Polis Akademisi
1 sayfadaki 1 sayfası
Polis Akademisi
“Polis Akademisi”, bir Amerikan TV komedi dizisi! Ankara’daki “Polis Akademisi”, Polis Yüksek Okulu ise, en hafif tabiriyle, bir “garabet”! Bu, İçişleri Bakanlığı’na bağlı ve kontrolü altındaki “irfan yuvasının” çoğu öğretim üyeleri, Atatürk Cumhuriyetine ve TSK’ya açıkça düşman ve malûm gazete ve TV kanallarındaki köşe ve koltuklarından her gün, vicdansızca saldıran, malûm basının yazarları! Akademi’nin Başkanı da konuşmalarından belli!
Türk Polislerine, Atatürkçülük aşılamaları gereken, bu “irfan yuvasındaki” o hocalar eğer öğrencilerine, yazdıkları ve söyledikleri gibi “dersler” veriyor, Atatürk ve Ordu düşmanlığı telkin ediyorlarsa, gelecekte “Polislerimizin” hangi kafa ve eğilimde olacaklarını -olduklarını- “gerisini” - “ilerisini” varın siz tahmin edin.
Bu “polisler”, kesinlikle bizim hata ve sevaplarıyla tanıdığımız “polisler değil”. Bir başka oldukları, Ergenekon baskın ve sorgulamalarındaki tavırlarıyla ortaya çıkmıştı; Ankara’da, Çukurambar ve Kirazlıdere’de, askerlere sanki düşmanmış gibi davranmalarından ve onlarla adeta çatışmaya girmelerinden belli oldu!
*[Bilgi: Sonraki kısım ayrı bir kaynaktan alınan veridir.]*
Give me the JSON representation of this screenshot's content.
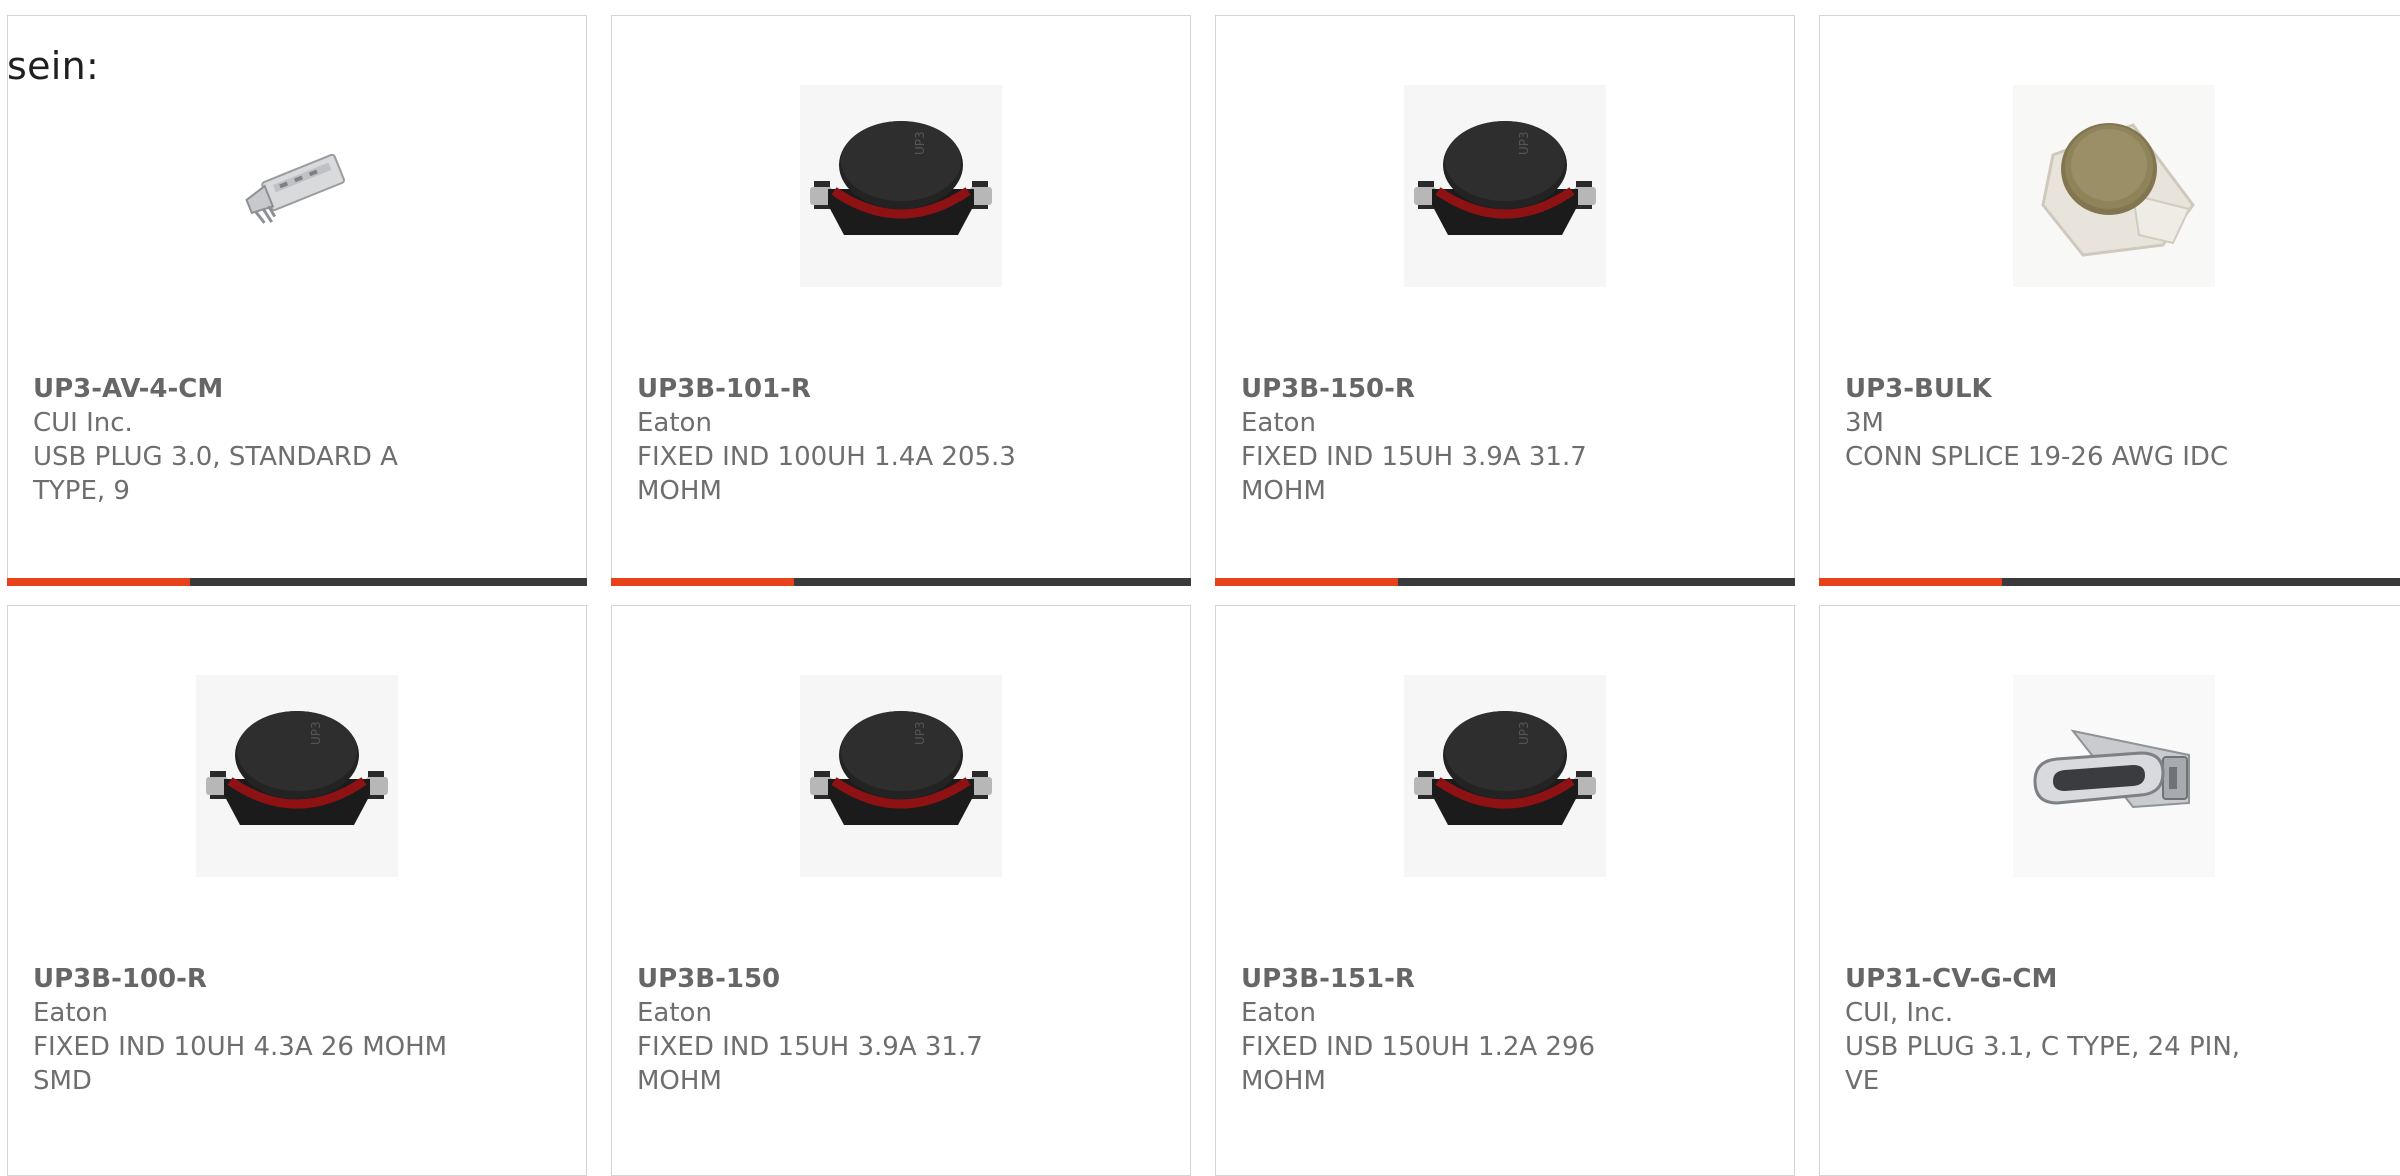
{
  "intro": "sein:",
  "colors": {
    "accent": "#e8421b",
    "bar_track": "#3a3a3a",
    "border": "#d4d4d4"
  },
  "products": [
    {
      "part_number": "UP3-AV-4-CM",
      "manufacturer": "CUI Inc.",
      "description": "USB PLUG 3.0, STANDARD A TYPE, 9",
      "image": "usb-a-plug-icon"
    },
    {
      "part_number": "UP3B-101-R",
      "manufacturer": "Eaton",
      "description": "FIXED IND 100UH 1.4A 205.3 MOHM",
      "image": "inductor-icon"
    },
    {
      "part_number": "UP3B-150-R",
      "manufacturer": "Eaton",
      "description": "FIXED IND 15UH 3.9A 31.7 MOHM",
      "image": "inductor-icon"
    },
    {
      "part_number": "UP3-BULK",
      "manufacturer": "3M",
      "description": "CONN SPLICE 19-26 AWG IDC",
      "image": "splice-connector-icon"
    },
    {
      "part_number": "UP3B-100-R",
      "manufacturer": "Eaton",
      "description": "FIXED IND 10UH 4.3A 26 MOHM SMD",
      "image": "inductor-icon"
    },
    {
      "part_number": "UP3B-150",
      "manufacturer": "Eaton",
      "description": "FIXED IND 15UH 3.9A 31.7 MOHM",
      "image": "inductor-icon"
    },
    {
      "part_number": "UP3B-151-R",
      "manufacturer": "Eaton",
      "description": "FIXED IND 150UH 1.2A 296 MOHM",
      "image": "inductor-icon"
    },
    {
      "part_number": "UP31-CV-G-CM",
      "manufacturer": "CUI, Inc.",
      "description": "USB PLUG 3.1, C TYPE, 24 PIN, VE",
      "image": "usb-c-plug-icon"
    }
  ]
}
Bunlar herhalde “Polis Akademisi” yetiştirmeleri. Ne var ki, bu TV komedisinde olduğu gibi komik değil, çok feci! Ve bu polisler şimdi İktidar tarafından ağır silahlarla -ağır makineli tüfeklerle, havan topları, roket atarlarla- teçhiz edilecek. Niçin? Kime karşı? Ve acıdır sorması; maazallah bir çatışma çıkarsa, hangi taraftan?
Farkındalar mı?
Radikal gazetesinde Murat Yetkin, Polis Akademisi öğretmenlerinden ve Taraf köşe yazarlarından Önder Aytaç’a ve yazılarına dikkati çekti.
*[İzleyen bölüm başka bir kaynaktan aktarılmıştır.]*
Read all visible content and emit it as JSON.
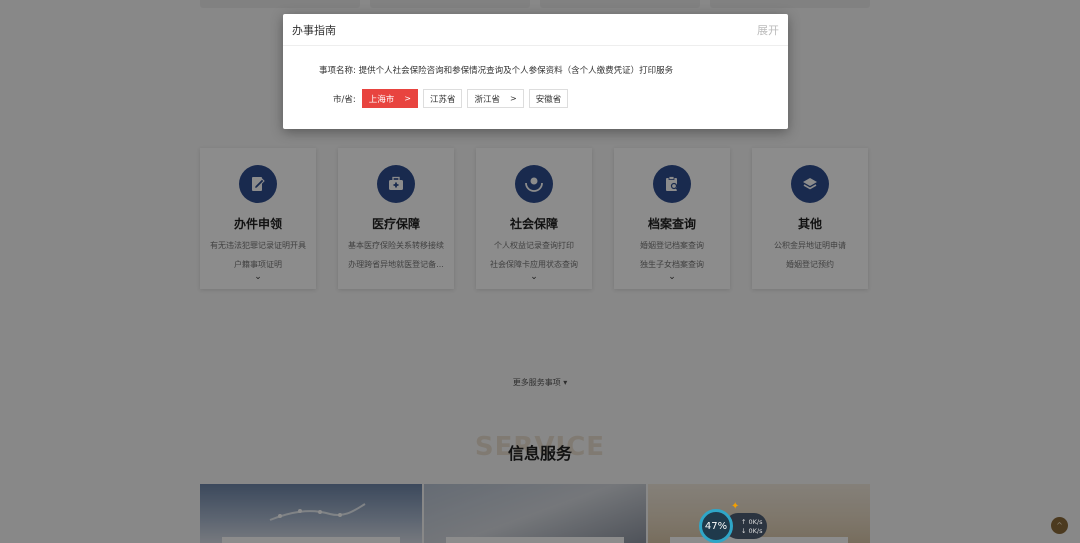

Aytaç son yazısında, Başbakanı sorguya çekmekten öte takaza ediyor. Devletten maaşlı ve Polis Akademisi hocası Aytaç, Yetkin’in deyimiyle, Emniyet ve İçişleri bünyesindeki iç kamplaşmalar ve hesaplaşmalar konusunda değil, hükümetin Ergenekon soruşturması ve Kürt açılımı bağlamında yeterince ‘cesur’ davranmadığı, malum çevrelerin de “mızrak ucu”.
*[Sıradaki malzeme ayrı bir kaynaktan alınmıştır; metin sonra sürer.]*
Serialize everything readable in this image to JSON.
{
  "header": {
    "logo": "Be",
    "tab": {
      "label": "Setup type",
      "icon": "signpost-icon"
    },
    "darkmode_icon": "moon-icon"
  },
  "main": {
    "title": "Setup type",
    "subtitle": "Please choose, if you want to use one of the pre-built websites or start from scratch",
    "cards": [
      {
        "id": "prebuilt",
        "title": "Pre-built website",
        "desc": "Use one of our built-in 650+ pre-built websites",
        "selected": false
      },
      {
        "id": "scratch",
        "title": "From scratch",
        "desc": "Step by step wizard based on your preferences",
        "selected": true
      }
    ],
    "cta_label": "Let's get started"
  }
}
Aytaç, 2 Kasım 2009’da yayımlanan yazısında; Cumhurbaşkanı ve Başbakanı yeteri kadar cesur olmamakla suçlamış ve yazısını şöyle bitirmişti: “Kurda merhamet, yalnızca onun iştahını artırır. Öldüğünüzde sizin için ‘merhumu nasıl bilirdiniz’ diye sorduklarında; korkak, ürkek, pısırık ve çekingendi(ler). O yüzden tarihi sorumluluklarını yerine getir(e)medi(ler) denmesini istemezsiniz değil mi?”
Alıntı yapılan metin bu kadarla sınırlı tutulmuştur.